Spotify’s non-traditional ‘direct offering’ was once lauded as genius. Now, it’s complicated.
Spotify’s ‘non-IPO IPO’ bucked one of Wall Street’s most cherished traditions, and minted billionaires overnight. And as Spotify’s shares soared towards $200, naysayers in the financial sector started to look a little stodgy.
Meanwhile, scores of other companies started cooking up their own Spotify-like Wall Street offerings, with traditional underwriters and banks quickly starting to adapt.
But maybe that was a bit premature.
Now, as Spotify’s stock threatens to sink below $100, a sobering rethink may be in order. Especially for those holding the bag on fast-sinking shares.
In Friday trading, Spotify shares took another bath. Buy the bell, SPOT shares finished at $106.84 after scraping another all-time low of $104.60.
That represents a near-50% drop from July peaks, and a wipeout of nearly $17 billion in market cap. The figure is almost unimaginable, especially in such a short period of time.
The declines are also outpacing declines in broader market indices, including the S&P 500 and Dow Jones Industrial Average (DJIA).
Of course, it’s hard to call Spotify’s offering a failure, especially with SPOT’s market cap still valued at $19 billion. And for anyone cashing out near the top — including Warner Music Group and Sony Music Entertainment — this is the stuff of genius.
Also not complaining: Spotify executives who cashed out their coveted shares, especially those with low strike prices.
And let’s not forget that what goes down can quickly go back up. Bottom-feeders are already surrounding Spotify, and shares could recover in 2019 if greed replaces fear.

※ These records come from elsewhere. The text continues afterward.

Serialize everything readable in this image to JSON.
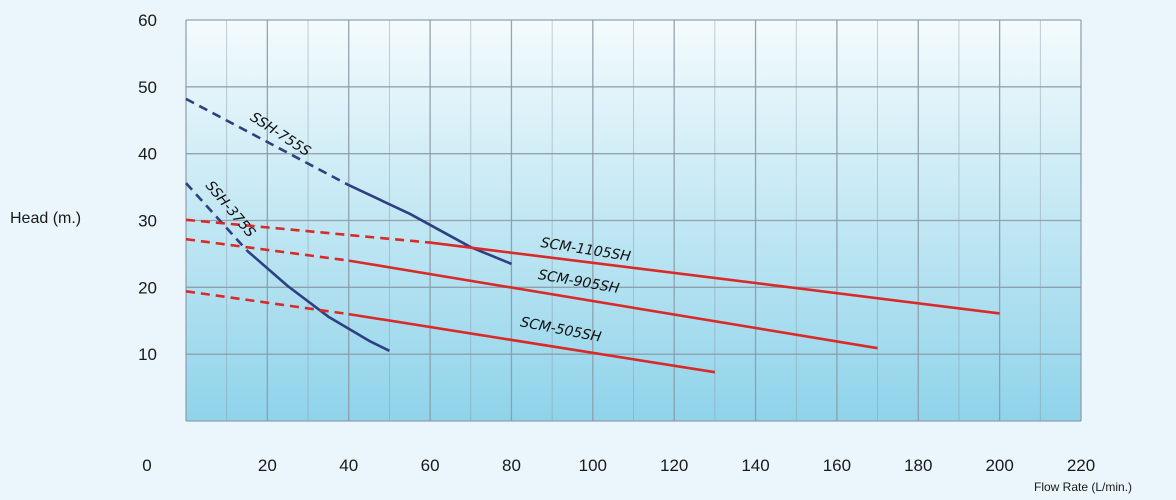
{
  "chart_data": {
    "type": "line",
    "xlabel": "Flow Rate (L/min.)",
    "ylabel": "Head (m.)",
    "xlim": [
      0,
      220
    ],
    "ylim": [
      0,
      60
    ],
    "xticks": [
      "0",
      "20",
      "40",
      "60",
      "80",
      "100",
      "120",
      "140",
      "160",
      "180",
      "200",
      "220"
    ],
    "yticks": [
      "10",
      "20",
      "30",
      "40",
      "50",
      "60"
    ],
    "grid": true,
    "colors": {
      "blue_series": "#2e3f82",
      "red_series": "#d92a2a",
      "plot_bg_top": "#f4fbfd",
      "plot_bg_bottom": "#8fd3ea",
      "grid": "#8b9aa6"
    },
    "series": [
      {
        "name": "SSH-755S",
        "color": "#2e3f82",
        "dashed": {
          "x": [
            0,
            40
          ],
          "y": [
            48.2,
            35.3
          ]
        },
        "solid": {
          "x": [
            40,
            55,
            70,
            80
          ],
          "y": [
            35.3,
            31,
            26,
            23.5
          ]
        }
      },
      {
        "name": "SSH-375S",
        "color": "#2e3f82",
        "dashed": {
          "x": [
            0,
            15
          ],
          "y": [
            35.6,
            25.5
          ]
        },
        "solid": {
          "x": [
            15,
            25,
            35,
            45,
            50
          ],
          "y": [
            25.5,
            20.2,
            15.6,
            12,
            10.5
          ]
        }
      },
      {
        "name": "SCM-1105SH",
        "color": "#d92a2a",
        "dashed": {
          "x": [
            0,
            60
          ],
          "y": [
            30.1,
            26.7
          ]
        },
        "solid": {
          "x": [
            60,
            200
          ],
          "y": [
            26.7,
            16.1
          ]
        }
      },
      {
        "name": "SCM-905SH",
        "color": "#d92a2a",
        "dashed": {
          "x": [
            0,
            40
          ],
          "y": [
            27.2,
            24
          ]
        },
        "solid": {
          "x": [
            40,
            170
          ],
          "y": [
            24,
            10.9
          ]
        }
      },
      {
        "name": "SCM-505SH",
        "color": "#d92a2a",
        "dashed": {
          "x": [
            0,
            40
          ],
          "y": [
            19.4,
            16
          ]
        },
        "solid": {
          "x": [
            40,
            130
          ],
          "y": [
            16,
            7.3
          ]
        }
      }
    ]
  }
}
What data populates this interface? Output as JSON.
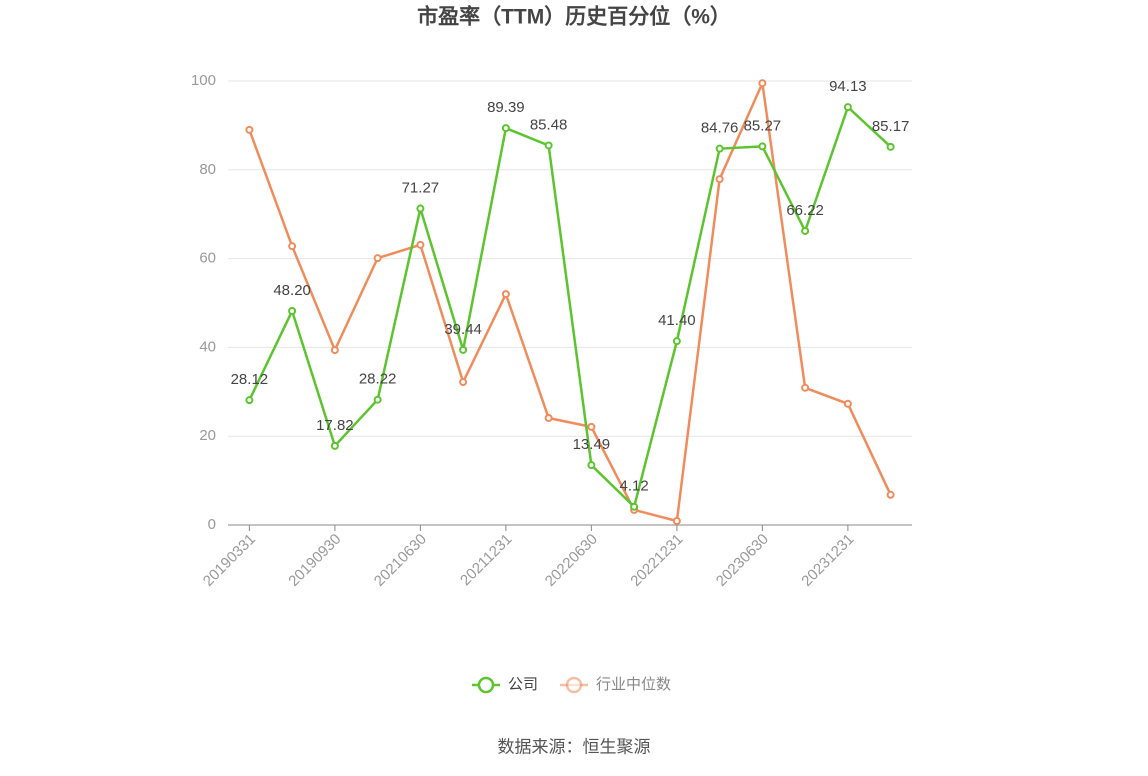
{
  "chart_data": {
    "type": "line",
    "title": "市盈率（TTM）历史百分位（%）",
    "source": "数据来源：恒生聚源",
    "categories": [
      "20190331",
      null,
      "20190930",
      null,
      "20210630",
      null,
      "20211231",
      null,
      "20220630",
      null,
      "20221231",
      null,
      "20230630",
      null,
      "20231231",
      null
    ],
    "series": [
      {
        "name": "公司",
        "color": "#5cc42e",
        "values": [
          28.12,
          48.2,
          17.82,
          28.22,
          71.27,
          39.44,
          89.39,
          85.48,
          13.49,
          4.12,
          41.4,
          84.76,
          85.27,
          66.22,
          94.13,
          85.17
        ],
        "value_labels": [
          "28.12",
          "48.20",
          "17.82",
          "28.22",
          "71.27",
          "39.44",
          "89.39",
          "85.48",
          "13.49",
          "4.12",
          "41.40",
          "84.76",
          "85.27",
          "66.22",
          "94.13",
          "85.17"
        ]
      },
      {
        "name": "行业中位数",
        "color": "#f08c5c",
        "values": [
          89.0,
          62.8,
          39.4,
          60.1,
          63.1,
          32.2,
          52.0,
          24.1,
          22.1,
          3.4,
          0.9,
          77.9,
          99.5,
          30.9,
          27.3,
          6.8
        ]
      }
    ],
    "ylim": [
      0,
      100
    ],
    "yticks": [
      0,
      20,
      40,
      60,
      80,
      100
    ],
    "grid": true,
    "legend": "bottom"
  }
}
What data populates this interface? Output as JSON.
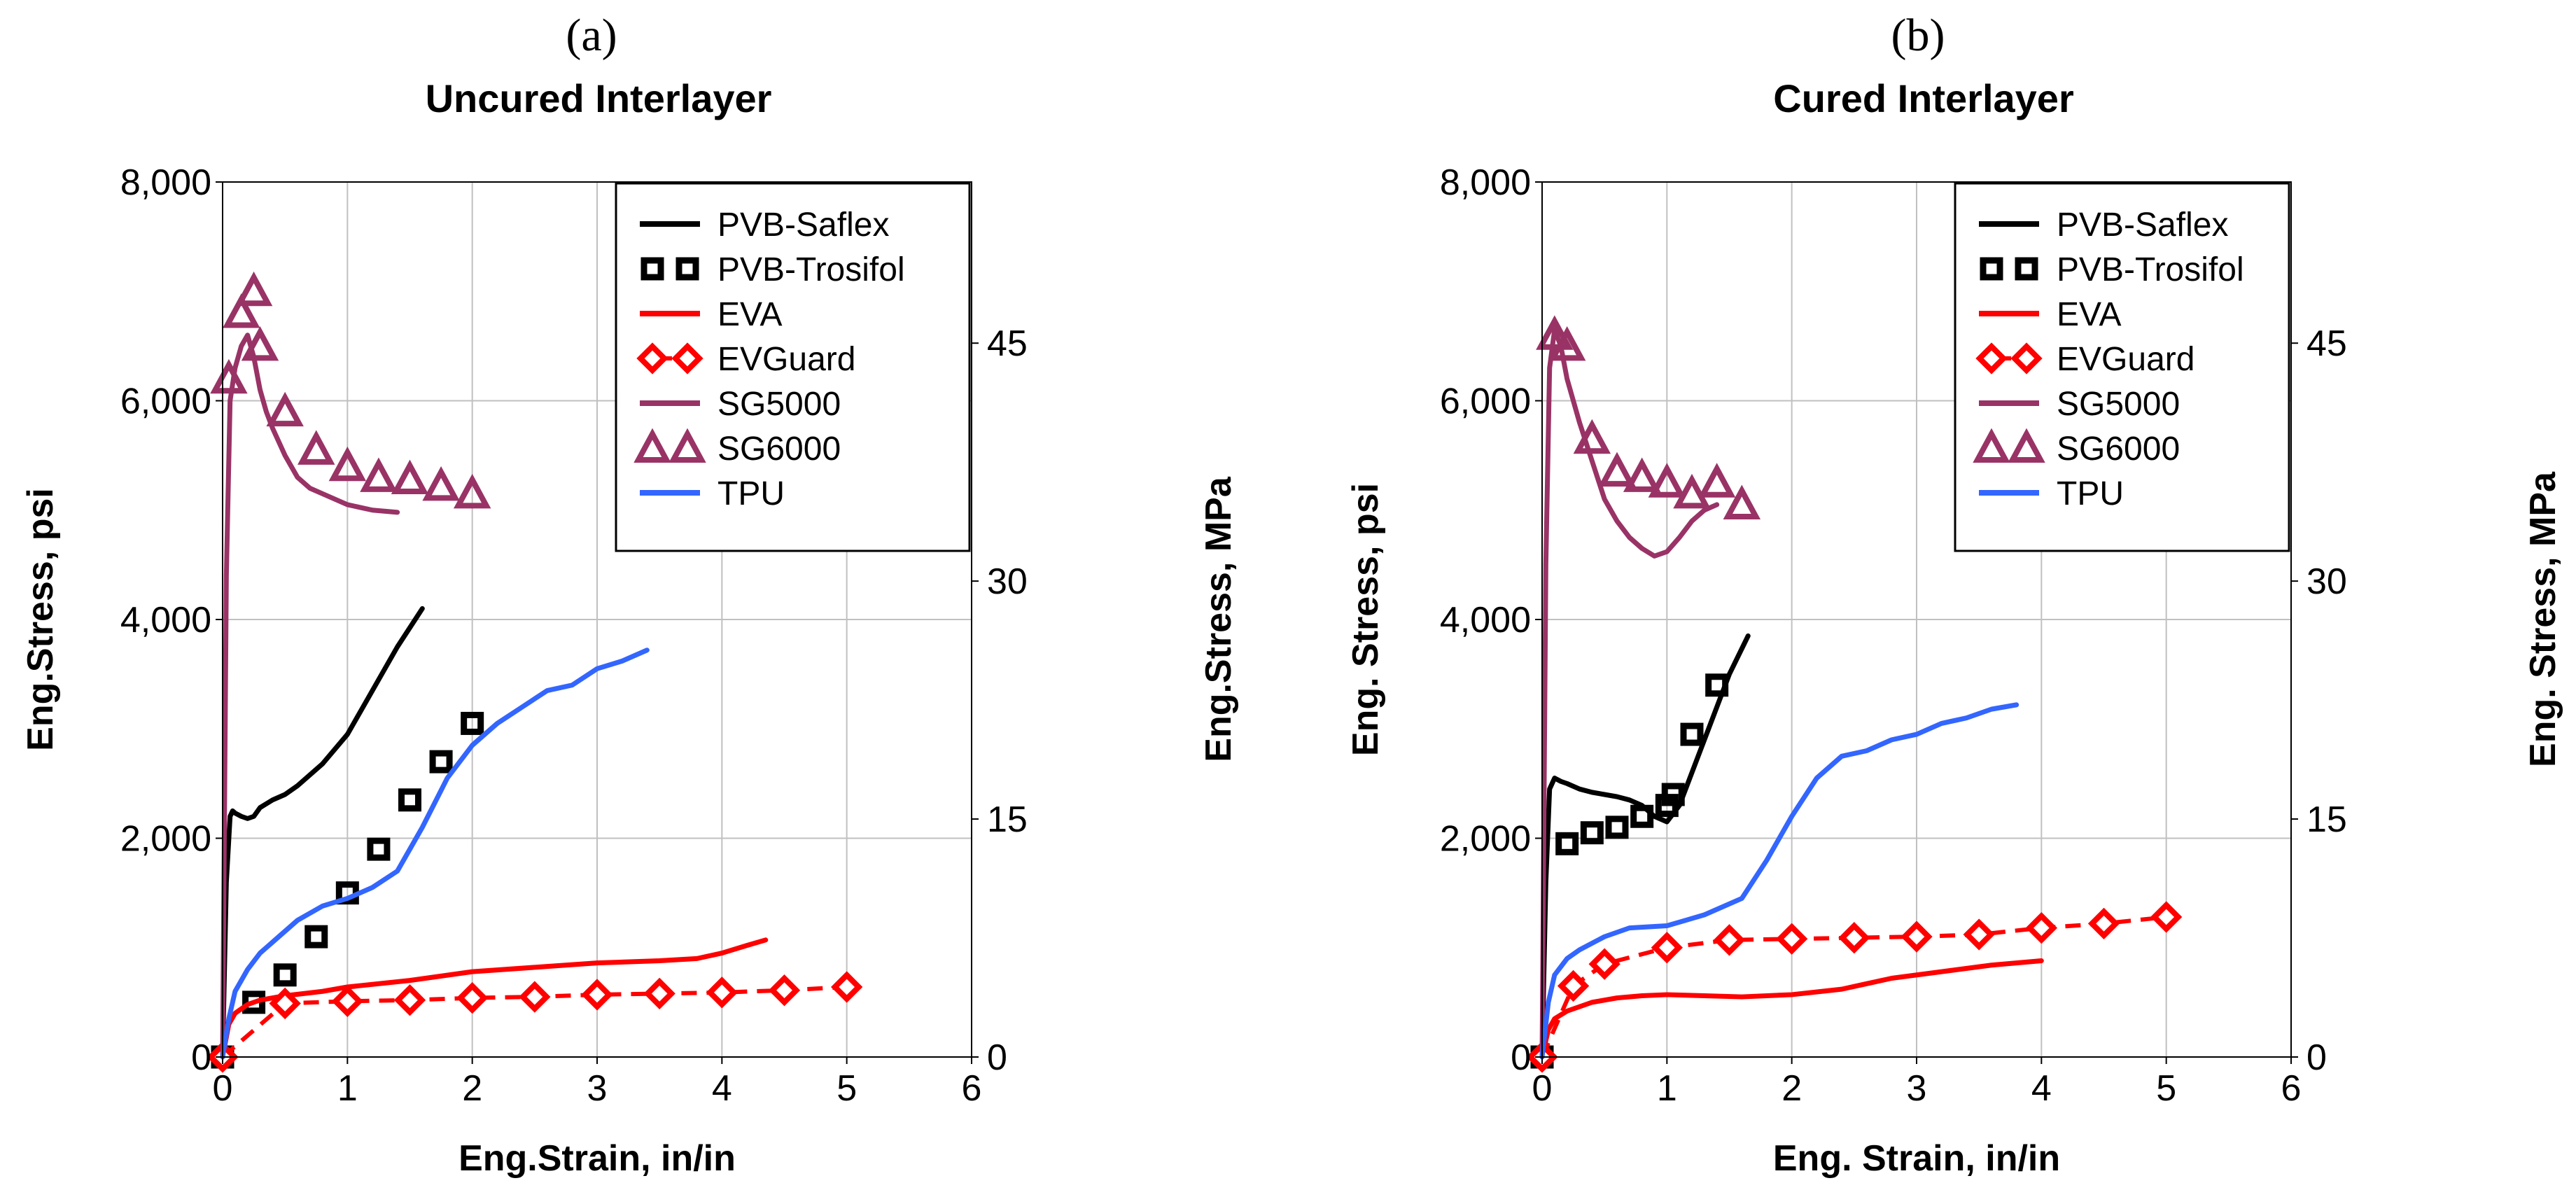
{
  "colors": {
    "PVB-Saflex": "#000000",
    "PVB-Trosifol": "#000000",
    "EVA": "#ff0000",
    "EVGuard": "#ff0000",
    "SG5000": "#993366",
    "SG6000": "#993366",
    "TPU": "#3366ff",
    "grid": "#c0c0c0"
  },
  "chart_data": [
    {
      "type": "line",
      "panel_label": "(a)",
      "title": "Uncured Interlayer",
      "xlabel": "Eng.Strain, in/in",
      "ylabel": "Eng.Stress, psi",
      "ylabel_right": "Eng.Stress, MPa",
      "xlim": [
        0,
        6
      ],
      "ylim": [
        0,
        8000
      ],
      "x_ticks": [
        "0",
        "1",
        "2",
        "3",
        "4",
        "5",
        "6"
      ],
      "y_ticks": [
        "0",
        "2,000",
        "4,000",
        "6,000",
        "8,000"
      ],
      "y2_ticks": [
        "0",
        "15",
        "30",
        "45"
      ],
      "y2_tick_psi": [
        0,
        2175.6,
        4351.1,
        6526.7
      ],
      "grid": true,
      "legend_position": "top-right",
      "series": [
        {
          "name": "PVB-Saflex",
          "style": "line",
          "x": [
            0,
            0.03,
            0.06,
            0.08,
            0.1,
            0.15,
            0.2,
            0.25,
            0.3,
            0.4,
            0.5,
            0.6,
            0.8,
            1.0,
            1.2,
            1.4,
            1.6
          ],
          "y": [
            0,
            1600,
            2200,
            2250,
            2230,
            2200,
            2180,
            2200,
            2280,
            2350,
            2400,
            2480,
            2680,
            2950,
            3350,
            3750,
            4100
          ]
        },
        {
          "name": "PVB-Trosifol",
          "style": "marker-square",
          "x": [
            0,
            0.25,
            0.5,
            0.75,
            1.0,
            1.25,
            1.5,
            1.75,
            2.0
          ],
          "y": [
            0,
            500,
            750,
            1100,
            1500,
            1900,
            2350,
            2700,
            3050
          ]
        },
        {
          "name": "EVA",
          "style": "line",
          "x": [
            0,
            0.05,
            0.1,
            0.2,
            0.3,
            0.5,
            0.8,
            1.0,
            1.5,
            2.0,
            2.5,
            3.0,
            3.5,
            3.8,
            4.0,
            4.2,
            4.35
          ],
          "y": [
            0,
            300,
            400,
            480,
            520,
            560,
            600,
            640,
            700,
            780,
            820,
            860,
            880,
            900,
            950,
            1020,
            1070
          ]
        },
        {
          "name": "EVGuard",
          "style": "marker-diamond-dashed",
          "x": [
            0,
            0.5,
            1.0,
            1.5,
            2.0,
            2.5,
            3.0,
            3.5,
            4.0,
            4.5,
            5.0
          ],
          "y": [
            0,
            490,
            510,
            520,
            540,
            550,
            570,
            580,
            590,
            610,
            640
          ]
        },
        {
          "name": "SG5000",
          "style": "line",
          "x": [
            0,
            0.03,
            0.06,
            0.1,
            0.15,
            0.2,
            0.25,
            0.3,
            0.35,
            0.4,
            0.5,
            0.6,
            0.7,
            0.8,
            1.0,
            1.2,
            1.4
          ],
          "y": [
            0,
            4400,
            6000,
            6300,
            6500,
            6600,
            6400,
            6100,
            5900,
            5750,
            5500,
            5300,
            5200,
            5150,
            5050,
            5000,
            4980
          ]
        },
        {
          "name": "SG6000",
          "style": "marker-triangle",
          "x": [
            0.05,
            0.15,
            0.25,
            0.3,
            0.5,
            0.75,
            1.0,
            1.25,
            1.5,
            1.75,
            2.0
          ],
          "y": [
            6200,
            6800,
            7000,
            6500,
            5900,
            5550,
            5400,
            5300,
            5280,
            5220,
            5150
          ]
        },
        {
          "name": "TPU",
          "style": "line",
          "x": [
            0,
            0.05,
            0.1,
            0.2,
            0.3,
            0.4,
            0.5,
            0.6,
            0.8,
            1.0,
            1.2,
            1.4,
            1.6,
            1.8,
            2.0,
            2.2,
            2.4,
            2.6,
            2.8,
            3.0,
            3.2,
            3.4
          ],
          "y": [
            0,
            350,
            600,
            800,
            950,
            1050,
            1150,
            1250,
            1380,
            1450,
            1550,
            1700,
            2100,
            2550,
            2850,
            3050,
            3200,
            3350,
            3400,
            3550,
            3620,
            3720
          ]
        }
      ]
    },
    {
      "type": "line",
      "panel_label": "(b)",
      "title": "Cured Interlayer",
      "xlabel": "Eng. Strain, in/in",
      "ylabel": "Eng. Stress, psi",
      "ylabel_right": "Eng. Stress, MPa",
      "xlim": [
        0,
        6
      ],
      "ylim": [
        0,
        8000
      ],
      "x_ticks": [
        "0",
        "1",
        "2",
        "3",
        "4",
        "5",
        "6"
      ],
      "y_ticks": [
        "0",
        "2,000",
        "4,000",
        "6,000",
        "8,000"
      ],
      "y2_ticks": [
        "0",
        "15",
        "30",
        "45"
      ],
      "y2_tick_psi": [
        0,
        2175.6,
        4351.1,
        6526.7
      ],
      "grid": true,
      "legend_position": "top-right",
      "series": [
        {
          "name": "PVB-Saflex",
          "style": "line",
          "x": [
            0,
            0.03,
            0.06,
            0.1,
            0.15,
            0.2,
            0.3,
            0.4,
            0.5,
            0.6,
            0.7,
            0.8,
            0.9,
            1.0,
            1.1,
            1.2,
            1.3,
            1.4,
            1.5,
            1.65
          ],
          "y": [
            0,
            1600,
            2450,
            2550,
            2520,
            2500,
            2450,
            2420,
            2400,
            2380,
            2350,
            2300,
            2200,
            2150,
            2300,
            2600,
            2900,
            3200,
            3500,
            3850
          ]
        },
        {
          "name": "PVB-Trosifol",
          "style": "marker-square",
          "x": [
            0,
            0.2,
            0.4,
            0.6,
            0.8,
            1.0,
            1.05,
            1.2,
            1.4
          ],
          "y": [
            0,
            1950,
            2050,
            2100,
            2200,
            2300,
            2400,
            2950,
            3400
          ]
        },
        {
          "name": "EVA",
          "style": "line",
          "x": [
            0,
            0.05,
            0.1,
            0.2,
            0.4,
            0.6,
            0.8,
            1.0,
            1.3,
            1.6,
            2.0,
            2.4,
            2.8,
            3.2,
            3.6,
            4.0
          ],
          "y": [
            0,
            250,
            350,
            420,
            500,
            540,
            560,
            570,
            560,
            550,
            570,
            620,
            720,
            780,
            840,
            880
          ]
        },
        {
          "name": "EVGuard",
          "style": "marker-diamond-dashed",
          "x": [
            0,
            0.25,
            0.5,
            1.0,
            1.5,
            2.0,
            2.5,
            3.0,
            3.5,
            4.0,
            4.5,
            5.0
          ],
          "y": [
            0,
            650,
            850,
            1000,
            1070,
            1080,
            1090,
            1100,
            1120,
            1180,
            1220,
            1280
          ]
        },
        {
          "name": "SG5000",
          "style": "line",
          "x": [
            0,
            0.03,
            0.06,
            0.1,
            0.15,
            0.2,
            0.3,
            0.4,
            0.5,
            0.6,
            0.7,
            0.8,
            0.9,
            1.0,
            1.1,
            1.2,
            1.3,
            1.4
          ],
          "y": [
            0,
            4500,
            6300,
            6650,
            6500,
            6200,
            5800,
            5450,
            5100,
            4900,
            4750,
            4650,
            4580,
            4620,
            4750,
            4900,
            5000,
            5050
          ]
        },
        {
          "name": "SG6000",
          "style": "marker-triangle",
          "x": [
            0.1,
            0.2,
            0.4,
            0.6,
            0.8,
            1.0,
            1.2,
            1.4,
            1.6
          ],
          "y": [
            6600,
            6500,
            5650,
            5350,
            5300,
            5250,
            5150,
            5250,
            5050
          ]
        },
        {
          "name": "TPU",
          "style": "line",
          "x": [
            0,
            0.05,
            0.1,
            0.2,
            0.3,
            0.5,
            0.7,
            1.0,
            1.3,
            1.6,
            1.8,
            2.0,
            2.2,
            2.4,
            2.6,
            2.8,
            3.0,
            3.2,
            3.4,
            3.6,
            3.8
          ],
          "y": [
            0,
            500,
            750,
            900,
            980,
            1100,
            1180,
            1200,
            1300,
            1450,
            1800,
            2200,
            2550,
            2750,
            2800,
            2900,
            2950,
            3050,
            3100,
            3180,
            3220
          ]
        }
      ]
    }
  ]
}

But where’s the bottom, exactly?
That’s an increasingly tricky question, with Spotify getting smacked by some serious market headwinds. That includes the distinct possibility of a protracted U.S. government shutdown, with President Trump threatening to veto any spending bill that doesn’t include $5 billion in border wall funding.
Meanwhile, a nasty mix of rising interest rates, sinking fortunes overseas, and looming trade battles is putting a damper on once-bullish Spotify enthusiasm. It also appears to be focusing investors around actual financial fundamentals, instead of broader long-term enthusiasm.
On that note: Spotify did report a profit during the last quarter, but that was a technicality based on the company’s holdings of Tencent Music Entertainment. Just recently, Tencent spun its streaming music property public, but the results have been lackluster — and sinking TME shares could have a damaging impact on Spotify’s future financial quarters.